Is performance parking pricing an "all or nothing" thing?

There is a gold standard for making on-street parking prices responsive to demand. But what if your city can only take baby steps? What if it can only manage a 'silver standard' or 'bronze standard' for performance pricing?

The gold standard is to make sure that on-street parking prices vary across both space and time so that every stretch of street has roughly one of every eight parking spaces open all of the time. San Francisco's SFPark trial is doing this with the help of smart electronic parking meters and parking sensors in the ground. It aims to match the ideal of performance pricing very closely.

[By the way, if this idea is new to you then you may like to read about performance-pricing basics first.]

Making parking prices more demand-responsive is one of the reform ideas in Adaptive Parking. One of the ways in which Adaptive Parking is a little different from Donald Shoup's recommendations on parking policy is that it suggests the modest goal of making parking "more demand responsive" rather than calling for "performance pricing", period.

So Adaptive Parking encourages small steps in the right direction in the hope that performance pricing can be made more attractive to more places, even if the gold-standard version seems way too daunting. 

An article in the Vancouver Sun mentioned this issue last week. Neil Podmore, of Vancouver-based PayByPhone, was quoted:
“I think Vancouver has actually been ahead of San Francisco and L.A. for a long time. They realized that on-street parking was a valuable commodity, that it ought to be broadly market-based and they haven’t thrown a lot of money into technology,” he said. “There is a big question in the industry as to whether you need to invest $10,000 per parking space in order to get near-real-time-based parking.
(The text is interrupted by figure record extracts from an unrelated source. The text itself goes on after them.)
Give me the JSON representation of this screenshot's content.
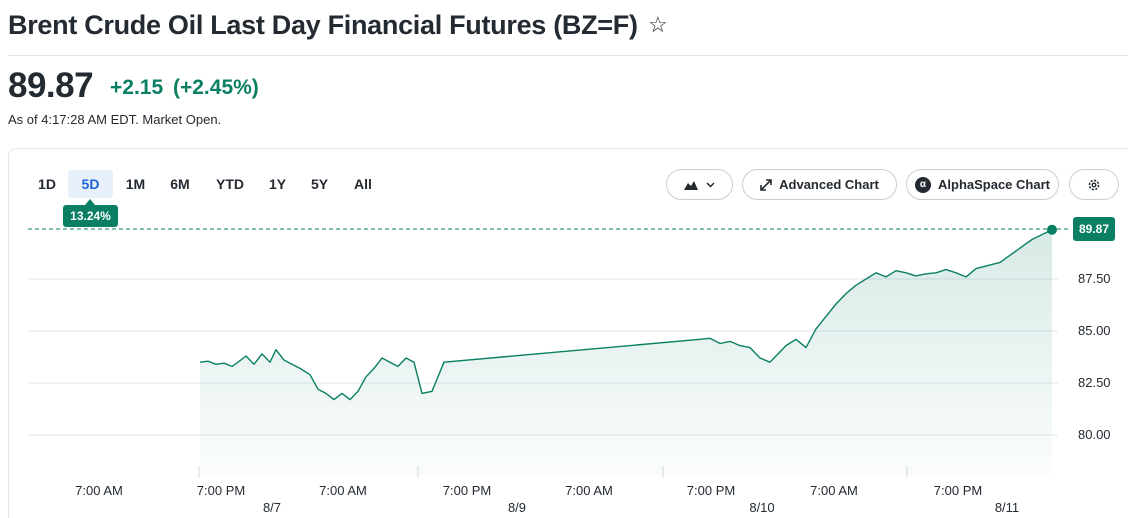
{
  "header": {
    "title": "Brent Crude Oil Last Day Financial Futures (BZ=F)",
    "watchlist_icon": "star-outline-icon"
  },
  "quote": {
    "price": "89.87",
    "change": "+2.15",
    "change_percent": "(+2.45%)",
    "as_of": "As of 4:17:28 AM EDT. Market Open.",
    "positive_color": "#0a7f63"
  },
  "range_tabs": {
    "items": [
      {
        "label": "1D"
      },
      {
        "label": "5D"
      },
      {
        "label": "1M"
      },
      {
        "label": "6M"
      },
      {
        "label": "YTD"
      },
      {
        "label": "1Y"
      },
      {
        "label": "5Y"
      },
      {
        "label": "All"
      }
    ],
    "selected": "5D",
    "selected_badge": "13.24%"
  },
  "toolbar": {
    "chart_type_icon": "mountain-chart-icon",
    "advanced_chart_label": "Advanced Chart",
    "advanced_chart_icon": "expand-arrows-icon",
    "alphaspace_label": "AlphaSpace Chart",
    "alphaspace_icon": "alphaspace-logo-icon",
    "settings_icon": "gear-icon"
  },
  "chart_data": {
    "type": "area",
    "current_price_label": "89.87",
    "y_ticks": [
      "87.50",
      "85.00",
      "82.50",
      "80.00"
    ],
    "ylim": [
      79.0,
      90.5
    ],
    "x_time_labels": [
      "7:00 AM",
      "7:00 PM",
      "7:00 AM",
      "7:00 PM",
      "7:00 AM",
      "7:00 PM",
      "7:00 AM",
      "7:00 PM"
    ],
    "x_date_labels": [
      "8/7",
      "8/9",
      "8/10",
      "8/11"
    ],
    "line_color": "#0a7f63",
    "series": [
      {
        "values": [
          83.5,
          83.55,
          83.4,
          83.45,
          83.3,
          83.5,
          83.8,
          83.4,
          83.9,
          83.5,
          84.1,
          83.6,
          83.4,
          83.2,
          82.9,
          82.2,
          82.0,
          81.7,
          82.0,
          81.7,
          82.1,
          82.8,
          83.2,
          83.7,
          83.5,
          83.3,
          83.7,
          83.5,
          82.0,
          82.1,
          83.5,
          84.6,
          84.65,
          84.4,
          84.5,
          84.3,
          84.2,
          83.7,
          83.5,
          83.9,
          84.3,
          84.6,
          84.2,
          85.1,
          85.7,
          86.3,
          86.8,
          87.2,
          87.5,
          87.8,
          87.6,
          87.9,
          87.8,
          87.65,
          87.75,
          87.8,
          87.95,
          87.8,
          87.6,
          88.0,
          88.3,
          89.4,
          89.87
        ]
      }
    ]
  }
}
Vancouver hasn’t gone that way so they’ve been efficient with the money they spend for the money they get.”
So is a highly-imperfect approximation of performance pricing a step in the right direction? 
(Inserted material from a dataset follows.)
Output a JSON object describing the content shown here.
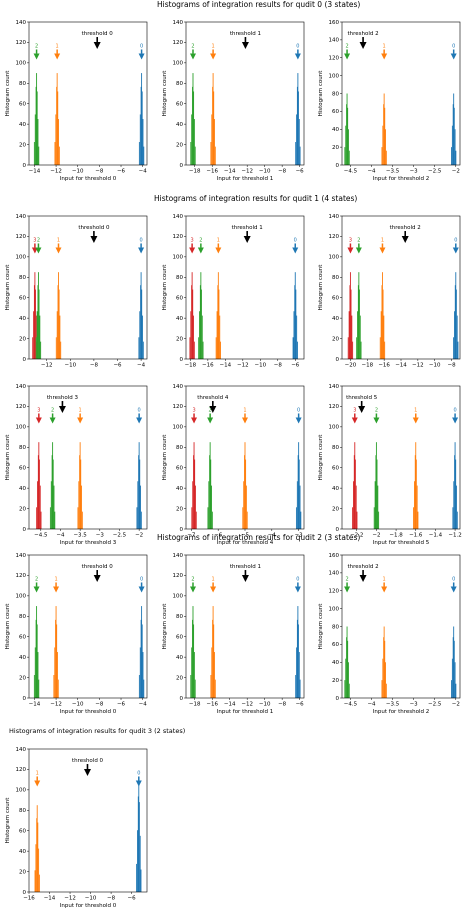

Saturated parking in Brickfields in Kuala Lumpur, Malaysia.
Do even small steps towards responsive parking prices offer benefits? Or are there risks? For example, could some halfway-houses of performance pricing be vulnerable politically? Does doing this in half measures run the risk of being seen as a failure? Could it give the whole idea a bad name?

I will tackle these questions in several posts over the next week or so.
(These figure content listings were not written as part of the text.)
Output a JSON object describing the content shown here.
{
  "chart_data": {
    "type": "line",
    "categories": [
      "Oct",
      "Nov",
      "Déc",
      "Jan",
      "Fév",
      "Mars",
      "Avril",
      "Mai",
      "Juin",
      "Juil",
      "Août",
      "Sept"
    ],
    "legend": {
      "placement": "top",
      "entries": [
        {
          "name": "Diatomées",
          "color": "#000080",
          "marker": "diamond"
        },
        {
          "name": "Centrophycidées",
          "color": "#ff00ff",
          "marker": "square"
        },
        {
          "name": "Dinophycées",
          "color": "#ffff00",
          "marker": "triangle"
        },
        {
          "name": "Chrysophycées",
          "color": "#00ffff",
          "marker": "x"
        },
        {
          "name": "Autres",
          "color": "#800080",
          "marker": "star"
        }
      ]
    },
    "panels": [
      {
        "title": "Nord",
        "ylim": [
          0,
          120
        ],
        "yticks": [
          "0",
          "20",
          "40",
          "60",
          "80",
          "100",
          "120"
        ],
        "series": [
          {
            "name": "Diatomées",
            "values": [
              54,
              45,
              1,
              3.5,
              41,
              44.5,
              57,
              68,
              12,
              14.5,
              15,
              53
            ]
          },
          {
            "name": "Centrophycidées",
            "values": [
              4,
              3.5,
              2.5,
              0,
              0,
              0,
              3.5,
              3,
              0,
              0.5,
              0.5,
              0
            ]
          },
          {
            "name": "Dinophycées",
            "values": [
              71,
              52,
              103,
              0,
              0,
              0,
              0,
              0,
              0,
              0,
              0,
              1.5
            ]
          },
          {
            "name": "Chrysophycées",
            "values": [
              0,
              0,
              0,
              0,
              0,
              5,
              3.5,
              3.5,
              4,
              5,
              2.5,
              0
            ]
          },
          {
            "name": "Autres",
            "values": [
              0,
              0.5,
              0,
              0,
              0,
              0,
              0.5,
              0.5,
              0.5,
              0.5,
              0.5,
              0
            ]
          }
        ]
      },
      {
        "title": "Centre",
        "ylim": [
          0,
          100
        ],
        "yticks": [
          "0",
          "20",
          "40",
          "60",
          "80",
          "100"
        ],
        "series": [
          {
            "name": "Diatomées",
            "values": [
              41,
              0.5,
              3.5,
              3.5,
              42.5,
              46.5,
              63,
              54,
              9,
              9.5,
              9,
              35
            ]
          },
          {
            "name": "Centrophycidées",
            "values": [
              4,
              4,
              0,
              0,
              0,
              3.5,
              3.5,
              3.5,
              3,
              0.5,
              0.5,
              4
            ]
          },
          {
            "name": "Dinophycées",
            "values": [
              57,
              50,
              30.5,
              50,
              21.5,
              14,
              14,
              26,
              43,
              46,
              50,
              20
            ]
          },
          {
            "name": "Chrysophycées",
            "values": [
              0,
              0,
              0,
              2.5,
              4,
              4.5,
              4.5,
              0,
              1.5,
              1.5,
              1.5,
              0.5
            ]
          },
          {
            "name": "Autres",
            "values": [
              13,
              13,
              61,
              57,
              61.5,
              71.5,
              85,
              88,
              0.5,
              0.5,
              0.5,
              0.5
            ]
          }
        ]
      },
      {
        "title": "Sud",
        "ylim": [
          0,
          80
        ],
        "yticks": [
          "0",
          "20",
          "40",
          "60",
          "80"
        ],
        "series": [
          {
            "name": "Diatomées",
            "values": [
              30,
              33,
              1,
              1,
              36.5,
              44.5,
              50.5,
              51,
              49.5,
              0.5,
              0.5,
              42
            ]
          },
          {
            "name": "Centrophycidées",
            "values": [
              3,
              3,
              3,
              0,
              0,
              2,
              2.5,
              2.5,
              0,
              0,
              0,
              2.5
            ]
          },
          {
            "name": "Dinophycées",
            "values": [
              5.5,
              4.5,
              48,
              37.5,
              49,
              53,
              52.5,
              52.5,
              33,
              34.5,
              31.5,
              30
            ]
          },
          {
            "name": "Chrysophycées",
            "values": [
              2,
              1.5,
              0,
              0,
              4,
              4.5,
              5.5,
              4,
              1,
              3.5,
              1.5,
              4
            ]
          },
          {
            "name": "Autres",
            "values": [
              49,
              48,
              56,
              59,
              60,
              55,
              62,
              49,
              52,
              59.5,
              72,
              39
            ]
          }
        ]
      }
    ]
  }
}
Here is a brief preview of some of the points I will make:
  • Yes, I believe that small steps towards the ideal are better than none (usually).
  • But there is some danger. Over-pricing could derail the reforms. 
  • On the other hand, under-pricing certain places and times is less risky for the reform process. 
  • Sending a strong and clear signal that creating vacancies is the primary focus of parking pricing should be a valuable step, even before we change anything else.